Family ROC curves demonstrated significantly higher AUC than expected by chance (Fig. 5), reaching high TPR (> 75%) at relatively low FPR (< 10%). AUC declined with reduced sequence coverage (DeLong, p < 0.00001), but was not impacted by sequence length (DeLong, p = 0.06 to p = 0.9). The AUC for Sarcoptiformes were significantly lower than those for Mesostigmata and Trombidiformes in the DIV5 and DIV10 datasets (DeLong, p < 0.001 to p = 0.009), while the AUC for Trombidiformes was significantly higher than for those for Mesostigmata and Sarcoptiformes in the tDIV5 and tDIV10 datasets (DeLong, p < 0.00001 to p = 0.02). Youden’s threshold (85.9%) assigned 81.4% of the BINs to a family with 26 incorrect assignments resulting in high precision (99.5%) but lower accuracy (85.2%; Supplementary Table S5). Youden’s thresholds were similar regardless of sequence length or coverage (range = 85.3–86.7%) allowing a maximum of 88 incorrect assignments (7 from monotypic; Fig. 6). However, accuracy declined with reduced coverage (e.g., DIV5 = 73.8%, DIV10 = 63.2%) despite high precision (≥ 96.8%) as fewer sequences were assigned for DIV5 (67.1%) and DIV10 (53.7%) than for the BIN dataset. Youden’s thresholds also varied among orders and were typically highest for Sarcoptiformes (88.1%), followed by Trombidiformes (86.9%), Ixodida (84.6), and Mesostigmata (84.6%; Fig. 6). These thresholds assigned 80.4% of the BINs to a family with high precision (> 99.7%) and moderate accuracy (> 81%; Supplementary Table S5).
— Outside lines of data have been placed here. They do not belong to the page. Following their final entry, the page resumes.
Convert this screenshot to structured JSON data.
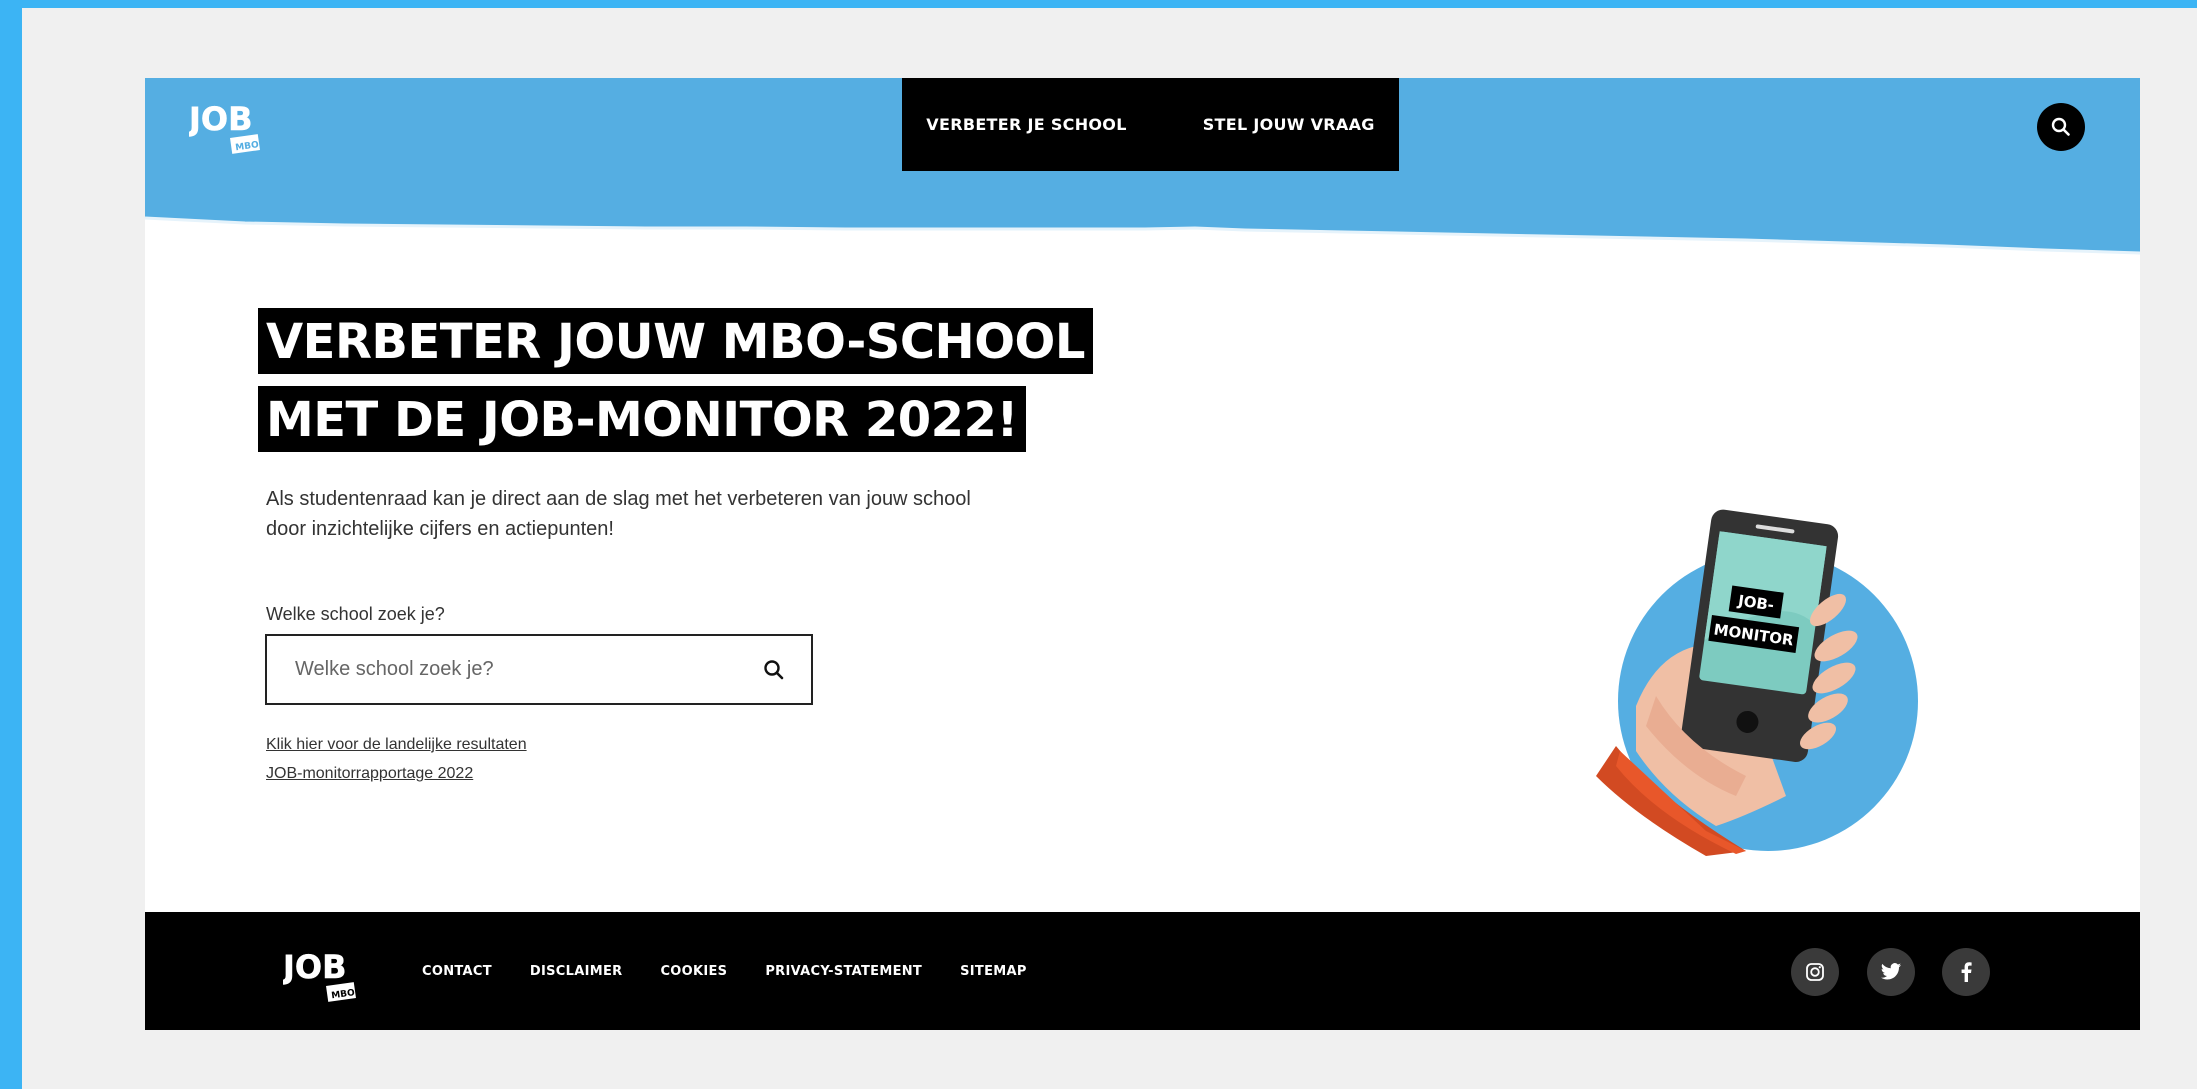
{
  "colors": {
    "frame": "#3cb4f4",
    "header_blue": "#55aee2",
    "background": "#f0f0f0",
    "black": "#000000"
  },
  "header": {
    "logo": {
      "main": "JOB",
      "tag": "MBO"
    },
    "nav": [
      "VERBETER JE SCHOOL",
      "STEL JOUW VRAAG"
    ],
    "search_icon": "search-icon"
  },
  "hero": {
    "title_line1": "VERBETER JOUW MBO-SCHOOL",
    "title_line2": "MET DE JOB-MONITOR 2022!",
    "intro": "Als studentenraad kan je direct aan de slag met het verbeteren van jouw school door inzichtelijke cijfers en actiepunten!",
    "search_label": "Welke school zoek je?",
    "search_placeholder": "Welke school zoek je?",
    "search_value": "",
    "links": [
      "Klik hier voor de landelijke resultaten",
      "JOB-monitorrapportage 2022"
    ],
    "phone_label": [
      "JOB-",
      "MONITOR"
    ]
  },
  "footer": {
    "logo": {
      "main": "JOB",
      "tag": "MBO"
    },
    "nav": [
      "CONTACT",
      "DISCLAIMER",
      "COOKIES",
      "PRIVACY-STATEMENT",
      "SITEMAP"
    ],
    "social": [
      "instagram-icon",
      "twitter-icon",
      "facebook-icon"
    ]
  }
}
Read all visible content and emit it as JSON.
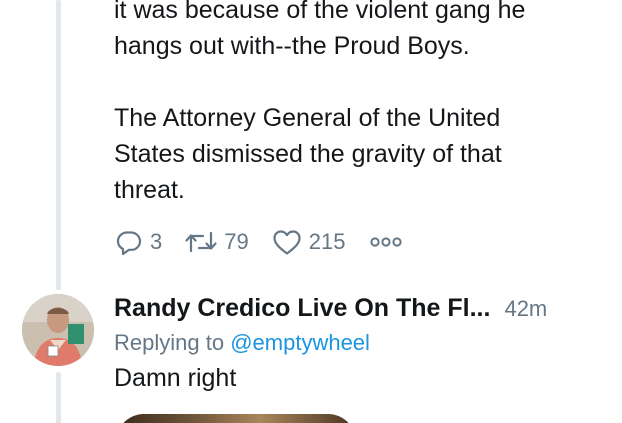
{
  "tweet": {
    "lines_para1": "it was because of the violent gang he\nhangs out with--the Proud Boys.",
    "lines_para2": "The Attorney General of the United\nStates dismissed the gravity of that\nthreat.",
    "actions": {
      "reply_count": "3",
      "retweet_count": "79",
      "like_count": "215"
    },
    "icons": [
      "reply-icon",
      "retweet-icon",
      "like-icon",
      "more-icon"
    ]
  },
  "reply": {
    "author": "Randy Credico Live On The Fl...",
    "time": "42m",
    "replying_prefix": "Replying to",
    "replying_handle": "@emptywheel",
    "text": "Damn right"
  },
  "colors": {
    "text": "#14171a",
    "secondary": "#657786",
    "link": "#1b95e0",
    "thread_line": "#e1e8ed"
  }
}
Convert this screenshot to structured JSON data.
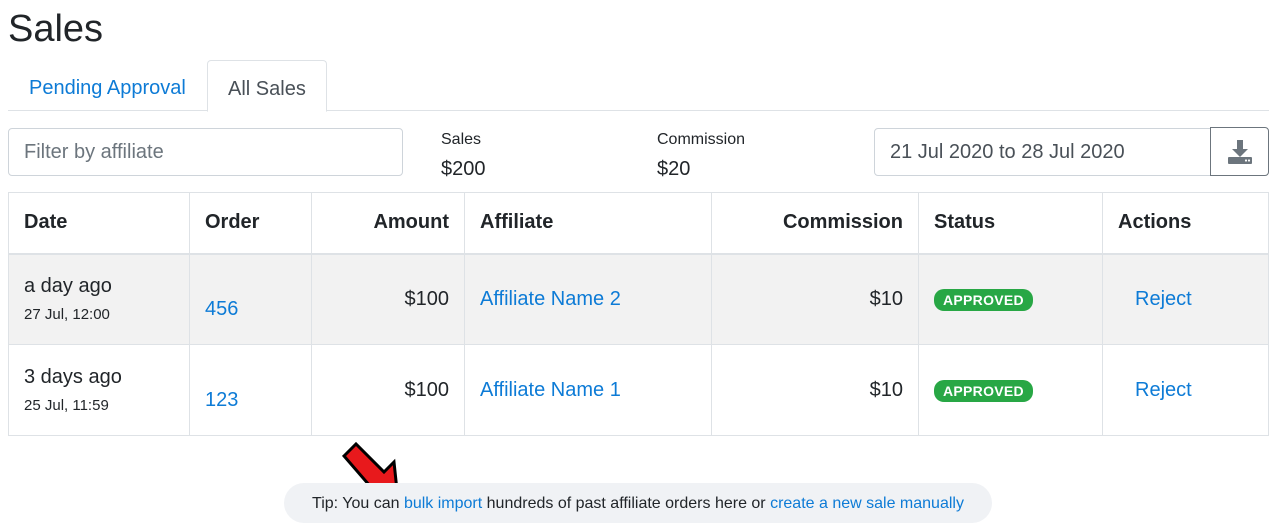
{
  "page": {
    "title": "Sales"
  },
  "tabs": [
    {
      "label": "Pending Approval",
      "active": false
    },
    {
      "label": "All Sales",
      "active": true
    }
  ],
  "filter": {
    "placeholder": "Filter by affiliate",
    "value": ""
  },
  "summary": {
    "sales_label": "Sales",
    "sales_value": "$200",
    "commission_label": "Commission",
    "commission_value": "$20"
  },
  "date_range": {
    "value": "21 Jul 2020 to 28 Jul 2020"
  },
  "download": {
    "icon": "download-icon"
  },
  "table": {
    "headers": {
      "date": "Date",
      "order": "Order",
      "amount": "Amount",
      "affiliate": "Affiliate",
      "commission": "Commission",
      "status": "Status",
      "actions": "Actions"
    },
    "rows": [
      {
        "when": "a day ago",
        "datetime": "27 Jul, 12:00",
        "order": "456",
        "amount": "$100",
        "affiliate": "Affiliate Name 2",
        "commission": "$10",
        "status": "APPROVED",
        "action": "Reject"
      },
      {
        "when": "3 days ago",
        "datetime": "25 Jul, 11:59",
        "order": "123",
        "amount": "$100",
        "affiliate": "Affiliate Name 1",
        "commission": "$10",
        "status": "APPROVED",
        "action": "Reject"
      }
    ]
  },
  "tip": {
    "prefix": "Tip: You can ",
    "bulk_import": "bulk import",
    "middle": " hundreds of past affiliate orders here or ",
    "create_sale": "create a new sale manually"
  },
  "colors": {
    "link": "#0d7bd6",
    "approved": "#28a745",
    "arrow": "#e8191c"
  }
}
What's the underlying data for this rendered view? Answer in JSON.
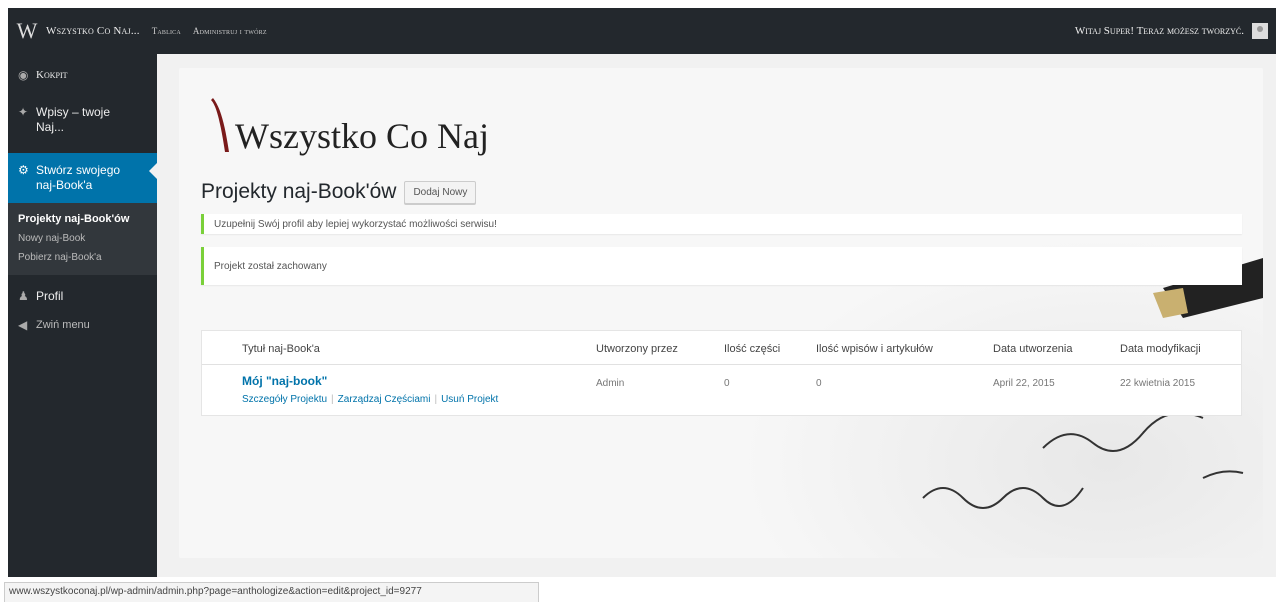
{
  "topbar": {
    "site_name": "Wszystko Co Naj...",
    "dashboard": "Tablica",
    "manage": "Administruj i twórz",
    "greeting": "Witaj Super! Teraz możesz tworzyć."
  },
  "sidebar": {
    "items": [
      {
        "label": "Kokpit",
        "icon": "dashboard-icon"
      },
      {
        "label": "Wpisy – twoje Naj...",
        "icon": "pin-icon"
      },
      {
        "label": "Stwórz swojego naj-Book'a",
        "icon": "gear-icon"
      },
      {
        "label": "Profil",
        "icon": "user-icon"
      },
      {
        "label": "Zwiń menu",
        "icon": "collapse-icon"
      }
    ],
    "submenu": [
      "Projekty naj-Book'ów",
      "Nowy naj-Book",
      "Pobierz naj-Book'a"
    ]
  },
  "logo": {
    "text": "Wszystko Co Naj"
  },
  "page": {
    "title": "Projekty naj-Book'ów",
    "add_button": "Dodaj Nowy"
  },
  "notices": {
    "profile": "Uzupełnij Swój profil aby lepiej wykorzystać możliwości serwisu!",
    "saved": "Projekt został zachowany"
  },
  "table": {
    "headers": [
      "Tytuł naj-Book'a",
      "Utworzony przez",
      "Ilość części",
      "Ilość wpisów i artykułów",
      "Data utworzenia",
      "Data modyfikacji"
    ],
    "rows": [
      {
        "title": "Mój \"naj-book\"",
        "author": "Admin",
        "parts": "0",
        "posts": "0",
        "created": "April 22, 2015",
        "modified": "22 kwietnia 2015",
        "actions": [
          "Szczegóły Projektu",
          "Zarządzaj Częściami",
          "Usuń Projekt"
        ]
      }
    ]
  },
  "statusbar": {
    "url": "www.wszystkoconaj.pl/wp-admin/admin.php?page=anthologize&action=edit&project_id=9277"
  },
  "colors": {
    "adminbar": "#23282d",
    "accent": "#0073aa",
    "notice_success": "#7ad03a"
  }
}
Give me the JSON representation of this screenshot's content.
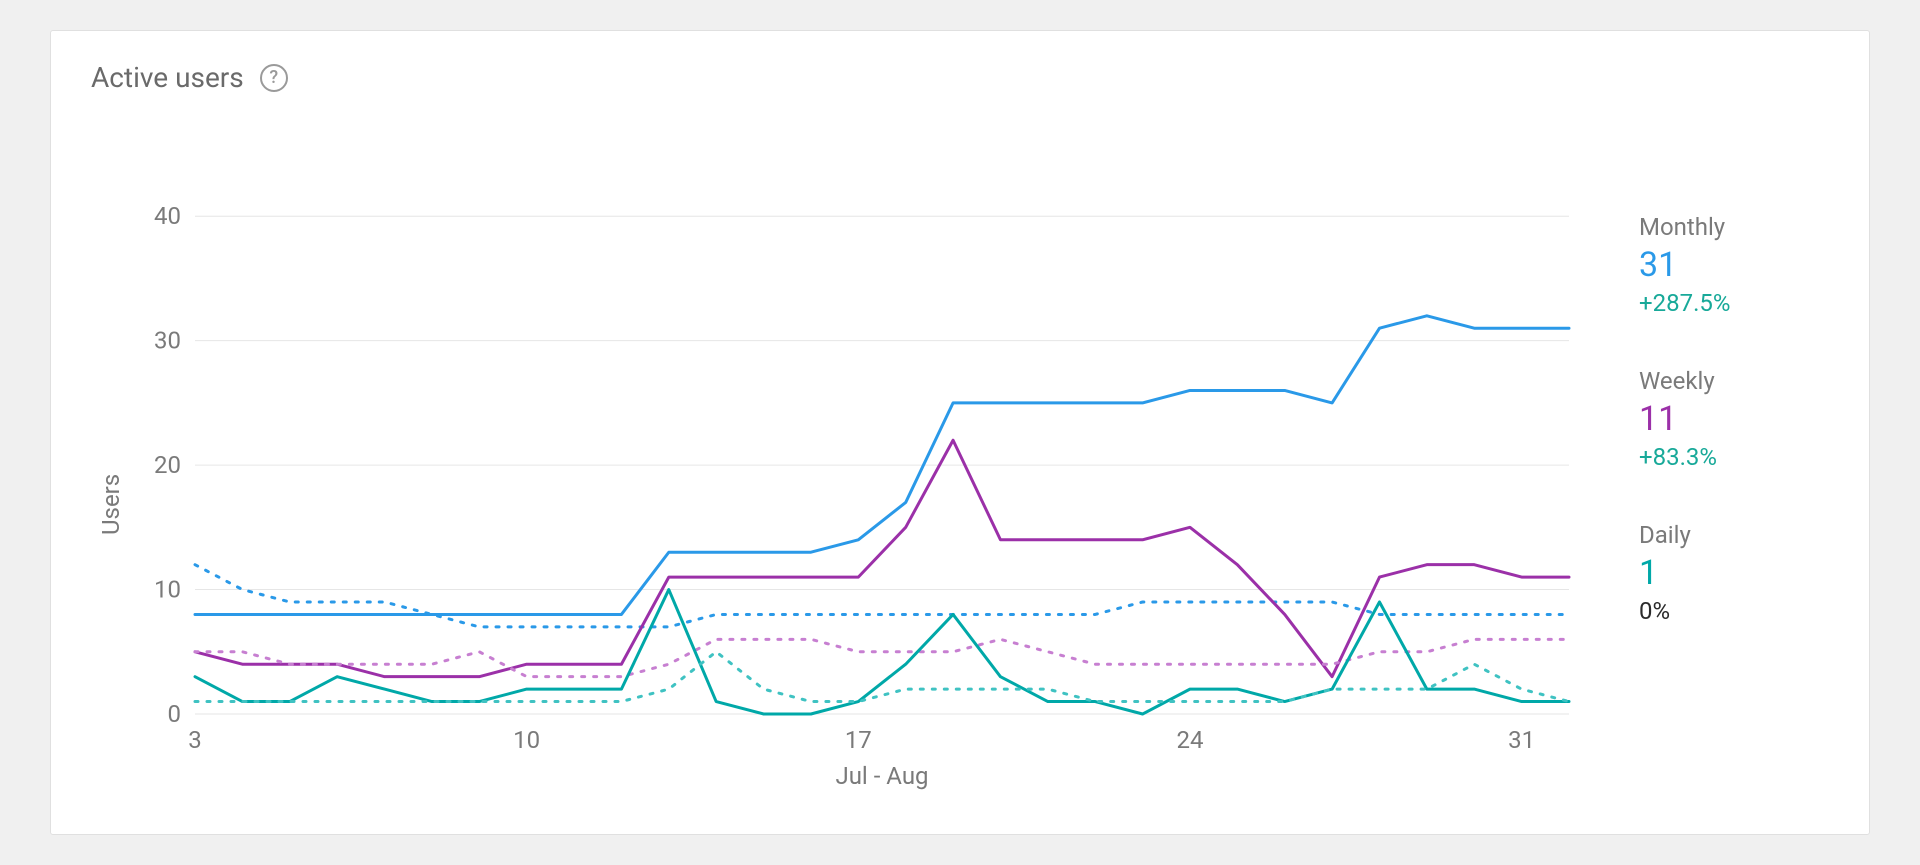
{
  "title": "Active users",
  "help_tooltip": "?",
  "legend": {
    "monthly": {
      "label": "Monthly",
      "value": "31",
      "delta": "+287.5%",
      "color": "#2a99e8",
      "delta_color": "#18a999"
    },
    "weekly": {
      "label": "Weekly",
      "value": "11",
      "delta": "+83.3%",
      "color": "#9b30a8",
      "delta_color": "#18a999"
    },
    "daily": {
      "label": "Daily",
      "value": "1",
      "delta": "0%",
      "color": "#00a8a8",
      "delta_color": "#2b2b2b"
    }
  },
  "chart_data": {
    "type": "line",
    "title": "Active users",
    "xlabel": "Jul - Aug",
    "ylabel": "Users",
    "x_ticks": [
      "3",
      "10",
      "17",
      "24",
      "31"
    ],
    "y_ticks": [
      0,
      10,
      20,
      30,
      40
    ],
    "ylim": [
      0,
      45
    ],
    "x": [
      3,
      4,
      5,
      6,
      7,
      8,
      9,
      10,
      11,
      12,
      13,
      14,
      15,
      16,
      17,
      18,
      19,
      20,
      21,
      22,
      23,
      24,
      25,
      26,
      27,
      28,
      29,
      30,
      31,
      32
    ],
    "series": [
      {
        "name": "Monthly",
        "color": "#2a99e8",
        "style": "solid",
        "values": [
          8,
          8,
          8,
          8,
          8,
          8,
          8,
          8,
          8,
          8,
          13,
          13,
          13,
          13,
          14,
          17,
          25,
          25,
          25,
          25,
          25,
          26,
          26,
          26,
          25,
          31,
          32,
          31,
          31,
          31
        ]
      },
      {
        "name": "Monthly (previous period)",
        "color": "#2a99e8",
        "style": "dashed",
        "values": [
          12,
          10,
          9,
          9,
          9,
          8,
          7,
          7,
          7,
          7,
          7,
          8,
          8,
          8,
          8,
          8,
          8,
          8,
          8,
          8,
          9,
          9,
          9,
          9,
          9,
          8,
          8,
          8,
          8,
          8
        ]
      },
      {
        "name": "Weekly",
        "color": "#9b30a8",
        "style": "solid",
        "values": [
          5,
          4,
          4,
          4,
          3,
          3,
          3,
          4,
          4,
          4,
          11,
          11,
          11,
          11,
          11,
          15,
          22,
          14,
          14,
          14,
          14,
          15,
          12,
          8,
          3,
          11,
          12,
          12,
          11,
          11
        ]
      },
      {
        "name": "Weekly (previous period)",
        "color": "#c77fd1",
        "style": "dashed",
        "values": [
          5,
          5,
          4,
          4,
          4,
          4,
          5,
          3,
          3,
          3,
          4,
          6,
          6,
          6,
          5,
          5,
          5,
          6,
          5,
          4,
          4,
          4,
          4,
          4,
          4,
          5,
          5,
          6,
          6,
          6
        ]
      },
      {
        "name": "Daily",
        "color": "#00a8a8",
        "style": "solid",
        "values": [
          3,
          1,
          1,
          3,
          2,
          1,
          1,
          2,
          2,
          2,
          10,
          1,
          0,
          0,
          1,
          4,
          8,
          3,
          1,
          1,
          0,
          2,
          2,
          1,
          2,
          9,
          2,
          2,
          1,
          1
        ]
      },
      {
        "name": "Daily (previous period)",
        "color": "#3fc2c2",
        "style": "dashed",
        "values": [
          1,
          1,
          1,
          1,
          1,
          1,
          1,
          1,
          1,
          1,
          2,
          5,
          2,
          1,
          1,
          2,
          2,
          2,
          2,
          1,
          1,
          1,
          1,
          1,
          2,
          2,
          2,
          4,
          2,
          1
        ]
      }
    ]
  }
}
The precision of family-level identification exceeded 95% at all hypothetical thresholds for the BIN dataset (Fig. 7). As a consequence, the P95 threshold for this dataset was set to the minimum similarity output recorded for all mites (75.2%) and for each order except Sarcoptiformes (82.1%). Accuracy was high (99.5%) even though all 317 (16 monotypic) incorrect family assignments were allowed. By contrast, the P99 threshold (84.7%) assigned fewer BINs (86%) than P95 (100%) but just 1% of assignments were incorrect (60 total, 3 from monotypic). The P99 thesholds varied by order and were highest for the Sarcoptiformes (85.8%), followed by Ixodida (84.6%), Mesostigmata (82.8%), and Trombidiformes (81.7%). Although the P99 and P95 thresholds were similar regardless of sequence length, they increased with lower sequence coverage, consequently reducing the number of false positives to just 7 (2 from monotypic), but also limiting the proportion of assigned sequences (18.2%), in the DIV10 dataset with P99. The most strict thresholds (P100) were similar for all datasets (≈91%), but the proportion of assigned sequences declined with sequence coverage (e.g., BIN = 63.3%, DIV10 = 2.9%), as did accuracy accuracy (e.g., BIN = 67.8%, DIV10 = 15.8%). The P100 thresholds also differed among the four orders, and together enabled family assignments for 68.6% of the BINs. They were highest for the Trombidiformes (91.4%), followed by Sarcoptiformes (89.9%), Mesostigmata (86.2%), and Ixodida (84.6%).
Discussion
This study provides the first evaluation of the capacity of DNA barcodes to assign mite BINs to higher taxonomic categories using the Canadian fauna as a test case. Analysis of more than 7000 BINs from 189 families and four orders revealed that maximal p-distances reached asymptotic values of ≈ 40% for members of an order and ≈ 30% for members of a family, reflecting the saturation of nucleotide substitution. Similar asymptotic COI divergences in salamanders (≈ 26% max K2P distance) and frogs (≈ 32% max K2P distance) were also linked to saturation14. Simple distance metrics (e.g., p-distance) underestimate true divergence when substitutions are saturated42 causing species in distantly related clades to possess similar divergences. For example, in the present study, divergences among members of an order often exceeded the minimum divergence to a BIN in a different order, and the same pattern also occurred at the family level. Such cases might reflect problems in current taxonomic systems (over-lumping, over-splitting, paraphyly, polyphyly), but are more likely to reflect the saturation of nucleotide substitutions at deep nodes43. More complex models of nucleotide substitution can improve divergence estimates but did not improve identification success in the present situation (data not shown). These cases of misassignment can be reduced and eventually eliminated by expanding parametrization of the reference library. The level of parameterization required to achieve accurate assignments can only be validated empirically. However, the present reference library which was based on less than 1% of the estimated mite diversity (7 K of 2 M species) performed surprisingly well as the closest match for most BINs belonged to the correct order (> 99%) and family (> 90%).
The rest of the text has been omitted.